Boris Alexandrovich Bakhmeteff | |
---|---|
Born |
Tbilisi, Georgia |
May 14, 1880
Died | July 21, 1951 Brookfield, Connecticut |
(aged 71)
Cause of death | Heart attack |
Boris Alexandrovich Bakhmeteff (Russian: Борис Александрович Бахметев) (also spelled Bakhmetieff or Bakhmetev) (May 14, 1880 – July 21, 1951) was an engineer, businessman, professor of civil engineering at Columbia University and the only ambassador of the Russian Provisional Government to the United States. He was unrelated to his predecessor as ambassador, George Bakhmeteff.
He was born on May 14, 1880 in Tbilisi, Georgia. He married Helen on July 22, 1905, in Kineshma, Russia.

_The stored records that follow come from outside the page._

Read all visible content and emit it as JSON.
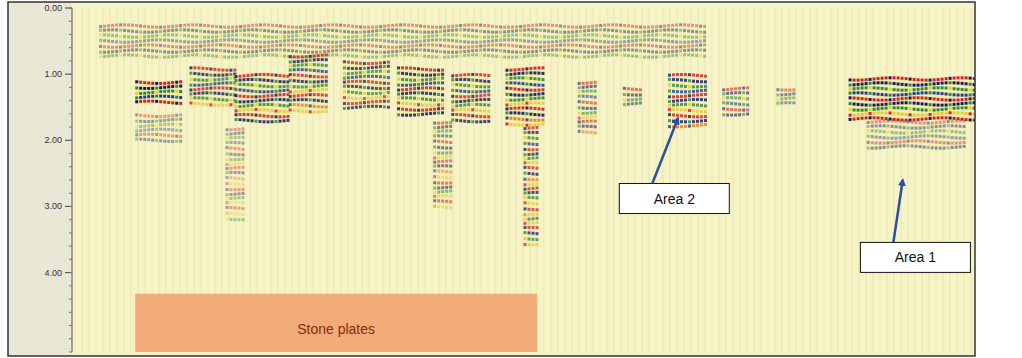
{
  "chart_data": {
    "type": "radargram",
    "ylim": [
      0,
      5.2
    ],
    "yticks": [
      {
        "value": 0,
        "label": "0.00"
      },
      {
        "value": 1,
        "label": "1.00"
      },
      {
        "value": 2,
        "label": "2.00"
      },
      {
        "value": 3,
        "label": "3.00"
      },
      {
        "value": 4,
        "label": "4.00"
      }
    ],
    "xlim": [
      0,
      100
    ],
    "tick_labels": "y",
    "reflections": [
      {
        "x": [
          3,
          70
        ],
        "depth": [
          0.25,
          0.75
        ],
        "amplitude": 0.45
      },
      {
        "x": [
          7,
          12
        ],
        "depth": [
          1.1,
          1.45
        ],
        "amplitude": 1
      },
      {
        "x": [
          13,
          18
        ],
        "depth": [
          0.9,
          1.5
        ],
        "amplitude": 0.8
      },
      {
        "x": [
          18,
          24
        ],
        "depth": [
          1.0,
          1.7
        ],
        "amplitude": 0.85
      },
      {
        "x": [
          24,
          28
        ],
        "depth": [
          0.7,
          1.6
        ],
        "amplitude": 0.8
      },
      {
        "x": [
          30,
          35
        ],
        "depth": [
          0.8,
          1.5
        ],
        "amplitude": 0.75
      },
      {
        "x": [
          36,
          41
        ],
        "depth": [
          0.9,
          1.6
        ],
        "amplitude": 0.85
      },
      {
        "x": [
          42,
          46
        ],
        "depth": [
          1.0,
          1.7
        ],
        "amplitude": 0.8
      },
      {
        "x": [
          48,
          52
        ],
        "depth": [
          0.9,
          1.8
        ],
        "amplitude": 0.9
      },
      {
        "x": [
          40,
          42
        ],
        "depth": [
          1.7,
          3.0
        ],
        "amplitude": 0.55
      },
      {
        "x": [
          50,
          51.5
        ],
        "depth": [
          1.8,
          3.6
        ],
        "amplitude": 0.75
      },
      {
        "x": [
          17,
          19
        ],
        "depth": [
          1.8,
          3.2
        ],
        "amplitude": 0.4
      },
      {
        "x": [
          7,
          12
        ],
        "depth": [
          1.6,
          2.0
        ],
        "amplitude": 0.4
      },
      {
        "x": [
          56,
          58
        ],
        "depth": [
          1.1,
          1.9
        ],
        "amplitude": 0.6
      },
      {
        "x": [
          61,
          63
        ],
        "depth": [
          1.2,
          1.5
        ],
        "amplitude": 0.6
      },
      {
        "x": [
          66,
          70
        ],
        "depth": [
          1.0,
          1.8
        ],
        "amplitude": 0.8
      },
      {
        "x": [
          72,
          75
        ],
        "depth": [
          1.2,
          1.6
        ],
        "amplitude": 0.6
      },
      {
        "x": [
          78,
          80
        ],
        "depth": [
          1.2,
          1.5
        ],
        "amplitude": 0.5
      },
      {
        "x": [
          86,
          100
        ],
        "depth": [
          1.05,
          1.7
        ],
        "amplitude": 1
      },
      {
        "x": [
          88,
          99
        ],
        "depth": [
          1.7,
          2.1
        ],
        "amplitude": 0.45
      }
    ],
    "annotations": [
      {
        "text": "Area 2",
        "x": 66.7,
        "depth": 2.88,
        "target": [
          67.1,
          1.67
        ]
      },
      {
        "text": "Area 1",
        "x": 93.4,
        "depth": 3.77,
        "target": [
          92.0,
          2.6
        ]
      }
    ],
    "zones": [
      {
        "text": "Stone plates",
        "x": [
          7,
          51.5
        ],
        "depth": [
          4.32,
          5.2
        ]
      }
    ]
  }
}
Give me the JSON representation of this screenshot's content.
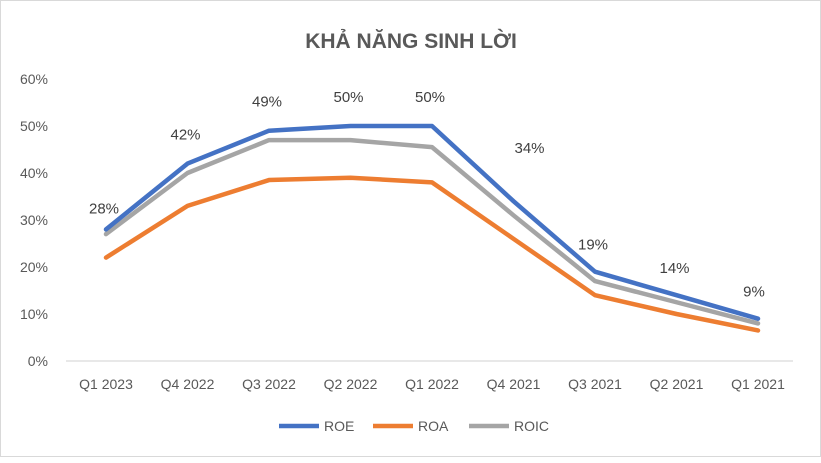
{
  "chart_data": {
    "type": "line",
    "title": "KHẢ NĂNG SINH LỜI",
    "xlabel": "",
    "ylabel": "",
    "categories": [
      "Q1 2023",
      "Q4 2022",
      "Q3 2022",
      "Q2 2022",
      "Q1 2022",
      "Q4 2021",
      "Q3 2021",
      "Q2 2021",
      "Q1 2021"
    ],
    "yticks": [
      "0%",
      "10%",
      "20%",
      "30%",
      "40%",
      "50%",
      "60%"
    ],
    "ylim": [
      0,
      60
    ],
    "grid": false,
    "legend": "bottom",
    "series": [
      {
        "name": "ROE",
        "color": "#4472c4",
        "values": [
          28,
          42,
          49,
          50,
          50,
          34,
          19,
          14,
          9
        ],
        "labels": [
          "28%",
          "42%",
          "49%",
          "50%",
          "50%",
          "34%",
          "19%",
          "14%",
          "9%"
        ]
      },
      {
        "name": "ROA",
        "color": "#ed7d31",
        "values": [
          22,
          33,
          38.5,
          39,
          38,
          26,
          14,
          10,
          6.5
        ]
      },
      {
        "name": "ROIC",
        "color": "#a5a5a5",
        "values": [
          27,
          40,
          47,
          47,
          45.5,
          31,
          17,
          12.5,
          8
        ]
      }
    ]
  }
}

His wife Helen died in 1921.
His position as ambassador was recognized by the United States government until his resignation in June 1922, when he established the Lion Match Company with other Russian immigrants.
He introduced the concept of specific energy in hydraulics in his thesis and book Hydraulics of Open Channels in 1932.
He married Marie C. Cole in 1938 in Duval County, Florida.
In 1947 he received the Norman Medal of the American Society of Civil Engineers.
He died on July 21, 1951, in Brookfield, Connecticut, of a heart attack.
The Russian archives and a professorship of Russian at Columbia are named after him, as is a Harvard research fellowship in hydraulics.
Boris Bakhmeteff was also on the Board of Directors for the Tolstoy Foundation Center in Valley Cottage, New York.